Spreco di Farmaci in Italia: Un Costo di 2 Miliardi di Euro all’Anno

Secondo il rapporto Osmed, la spesa farmaceutica in Italia ha registrato un aumento del sei per cento nel 2022, ma insieme a questo aumento è cresciuto anche lo spreco dei medicinali, raggiungendo un valore di due miliardi di euro all’anno.

Questo numero potrebbe addirittura essere sottostimato se si considera che solo nel 2018, secondo i dati dell’Aifa, gli sprechi ammontavano a otto miliardi di euro. Inoltre, il rapporto sui Rifiuti urbani dell’Ispra del 2020 ha registrato che solo il 17 per cento dei Comuni italiani ha incenerito 881 tonnellate di farmaci non pericolosi.

Gli antibiotici, gli analgesici e gli antinfiammatori, insieme a sciroppi, antiaggreganti e anticoagulanti, sono tra i farmaci più acquistati e più spesso gettati via.

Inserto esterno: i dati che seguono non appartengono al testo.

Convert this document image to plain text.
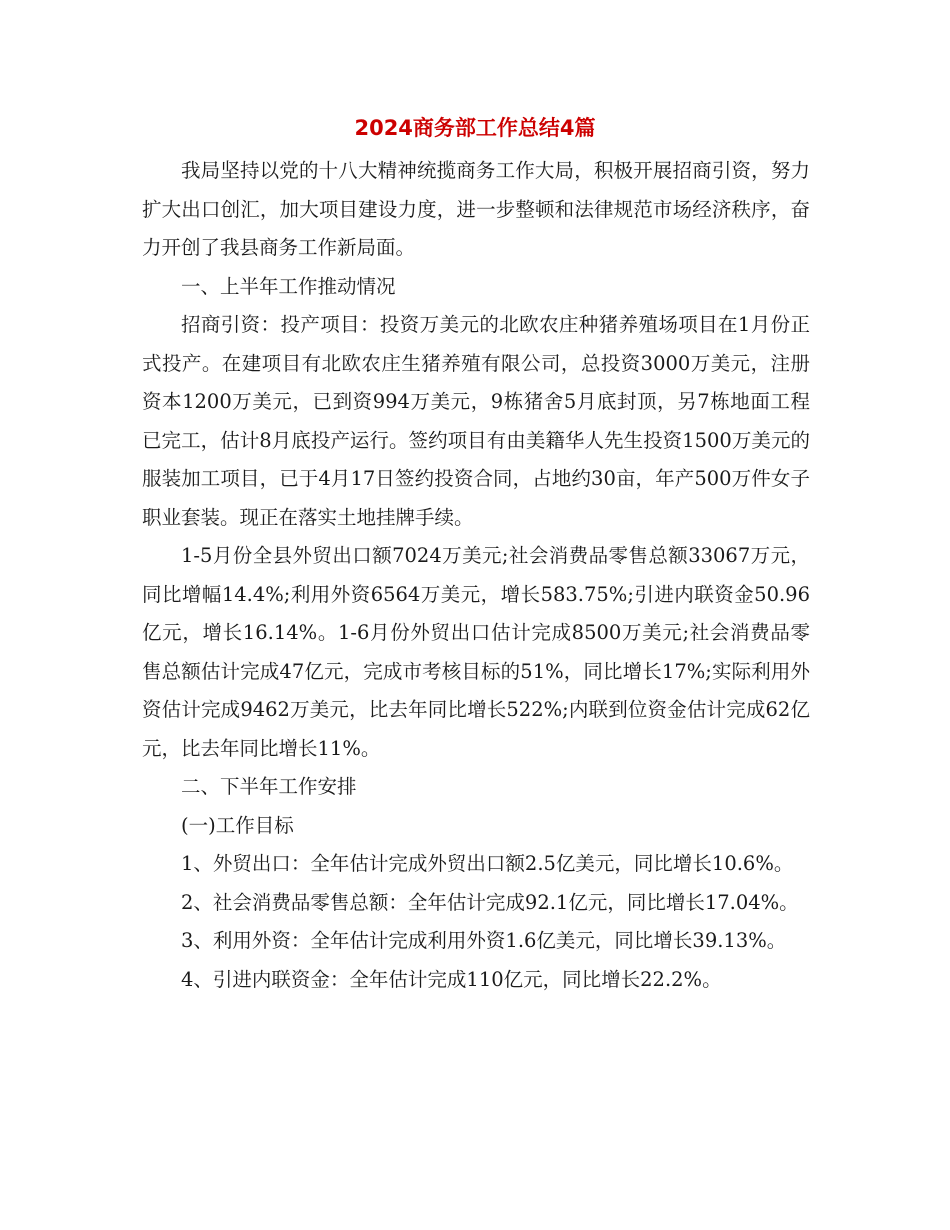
2024商务部工作总结4篇

我局坚持以党的十八大精神统揽商务工作大局，积极开展招商引资，努力扩大出口创汇，加大项目建设力度，进一步整顿和法律规范市场经济秩序，奋力开创了我县商务工作新局面。

一、上半年工作推动情况

招商引资：投产项目：投资万美元的北欧农庄种猪养殖场项目在1月份正式投产。在建项目有北欧农庄生猪养殖有限公司，总投资3000万美元，注册资本1200万美元，已到资994万美元，9栋猪舍5月底封顶，另7栋地面工程已完工，估计8月底投产运行。签约项目有由美籍华人先生投资1500万美元的服装加工项目，已于4月17日签约投资合同，占地约30亩，年产500万件女子职业套装。现正在落实土地挂牌手续。

1-5月份全县外贸出口额7024万美元;社会消费品零售总额33067万元，同比增幅14.4%;利用外资6564万美元，增长583.75%;引进内联资金50.96亿元，增长16.14%。1-6月份外贸出口估计完成8500万美元;社会消费品零售总额估计完成47亿元，完成市考核目标的51%，同比增长17%;实际利用外资估计完成9462万美元，比去年同比增长522%;内联到位资金估计完成62亿元，比去年同比增长11%。

二、下半年工作安排

(一)工作目标

1、外贸出口：全年估计完成外贸出口额2.5亿美元，同比增长10.6%。

2、社会消费品零售总额：全年估计完成92.1亿元，同比增长17.04%。

3、利用外资：全年估计完成利用外资1.6亿美元，同比增长39.13%。

4、引进内联资金：全年估计完成110亿元，同比增长22.2%。
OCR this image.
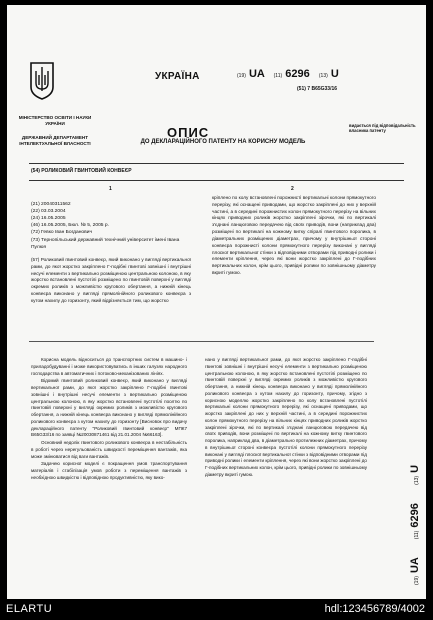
МІНІСТЕРСТВО ОСВІТИ І НАУКИ УКРАЇНИ
ДЕРЖАВНИЙ ДЕПАРТАМЕНТ ІНТЕЛЕКТУАЛЬНОЇ ВЛАСНОСТІ
УКРАЇНА	(19) UA (11) 6296 (13) U
(51) 7 B65G33/16
ОПИС
ДО ДЕКЛАРАЦІЙНОГО ПАТЕНТУ НА КОРИСНУ МОДЕЛЬ
видається під відповідальність власника патенту
(54) РОЛИКОВИЙ ГВИНТОВИЙ КОНВЕЄР
1	2
(21) 20040311562
(22) 03.03.2004
(24) 16.05.2005
(46) 16.05.2005, Бюл. № 5, 2005 р.
(72) Гевко Іван Богданович
(73) Тернопільський державний технічний університет імені Івана Пулюя
(57) Роликовий гвинтовий конвеєр, який виконано у вигляді вертикальної рами, до якої жорстко закріплено Г-подібні гвинтові зовнішні і внутрішні несучі елементи з вертикально розміщеною центральною колоною, в яку жорстко встановлені пустотілі розміщено по гвинтовій поверхні у вигляді окремих роликів з можливістю кругового обертання, а нижній кінець конвеєра виконано у вигляді прямолінійного роликового конвеєра з кутом нахилу до горизонту, який відрізняється тим, що жорстко
кріплено по колу встановлені порожнисті вертикальні колони прямокутного перерізу, які оснащені приводами, що жорстко закріплені до них у верхній частині, а в середині порожнистих колон прямокутного перерізу на вільних кінцях приводних роликів жорстко закріплені зірочки, які по вертикалі з'єднані ланцюговою передачею від своїх приводів, вони (наприклад два) розміщені по вертикалі на кожному витку спіралі гвинтового поролика, в діаметральних розміщених діаметрах, причому у внутрішньої стороні конвеєра порожнисті колони прямокутного перерізу виконані у вигляді плоскої вертикальної стінки з відповідними отворами під приводні ролики і елементи кріплення, через які вони жорстко закріплені до Г-подібних вертикальних колон, крім цього, привідні ролики по зовнішньому діаметру вкриті гумою.

Корисна модель відноситься до транспортних систем в машино- і приладобудуванні і може використовуватись в інших галузях народного господарства в автоматичних і потоково-механізованих лініях.

Відомий гвинтовий роликовий конвеєр, який виконано у вигляді вертикальної рами, до якої жорстко закріплено Г-подібні гвинтові зовнішні і внутрішні несучі елементи з вертикально розміщеною центральною колоною, в яку жорстко встановлені пустотілі поолтю по гвинтовій поверхні у вигляді окремих роликів з можливістю кругового обертання, а нижній кінець конвеєра виконано у вигляді прямолінійного роликового конвеєра з кутом нахилу до горизонту [Висновок про видачу деклараційного патенту "Роликовий гвинтовий конвеєр" МПК7 B65G33/16 по заявці №20030871461 від 21.01.2004 №66163].

Основний недолік гвинтового роликового конвеєра в нестабільність в роботі через нерегульованість швидкості переміщення вантажів, яка може змінюватися від ваги вантажів.

Задачею корисної моделі є покращення умов транспортування матеріалів і стабілізація умов роботи з переміщення вантажів з необхідною швидкістю і відповідною продуктивністю, яку вико-

нано у вигляді вертикальної рами, до якої жорстко закріплено Г-подібні гвинтові зовнішні і внутрішні несучі елементи з вертикально розміщеною центральною колоною, в яку жорстко встановлені пустотілі розміщено по гвинтовій поверхні у вигляді окремих роликів з можливістю кругового обертання, а нижній кінець конвеєра виконано у вигляді прямолінійного роликового конвеєра з кутом нахилу до горизонту, причому, згідно з корисною моделлю жорстко закріплено по колу встановлені пустотілі вертикальні колони прямокутного перерізу, які оснащені приводами, що жорстко закріплені до них у верхній частині, а в середині порожнистих колон прямокутного перерізу на вільних кінцях приводних роликів жорстко закріплені зірочки, які по вертикалі з'єднані ланцюговою передачею від своїх приводів, вони розміщені по вертикалі на кожному витку гвинтового поролика, наприклад два, в діаметрально протилежних діаметрах, причому в внутрішньої стороні конвеєра пустотілі колони прямокутного перерізу виконані у вигляді плоскої вертикальної стінки з відповідними отворами під приводні ролики і елементи кріплення, через які вони жорстко закріплені до Г-подібних вертикальних колон, крім цього, привідні ролики по зовнішньому діаметру вкриті гумою.

(19) UA      (11) 6296      (13) U
ELARTU	hdl:123456789/4002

Il dieci per cento degli sprechi deriva da confezioni con un numero inadeguato di pillole, con il rischio che quelle in eccedenza scadano prima di poter essere utilizzate.

Nonostante la legge di stabilità del 2015 avesse introdotto la produzione e la distribuzione dei farmaci monodose, il decreto di attuazione non è mai stato emanato. Anche un’iniziativa avviata dal ministro della Salute Roberto Speranza per sperimentare l’uso di farmaci “sfusi” ha perso trazione nel tempo.

Il caso più recente riguarda l’antivirale Paxlovid, immesso sul mercato nel 2022 da Pfizer per il trattamento del Covid. In diversi Paesi europei, milioni di dosi sono andate perse, sia per scadenza che per una bassa incidenza di Covid e una scarsa conoscenza del farmaco da parte dei medici.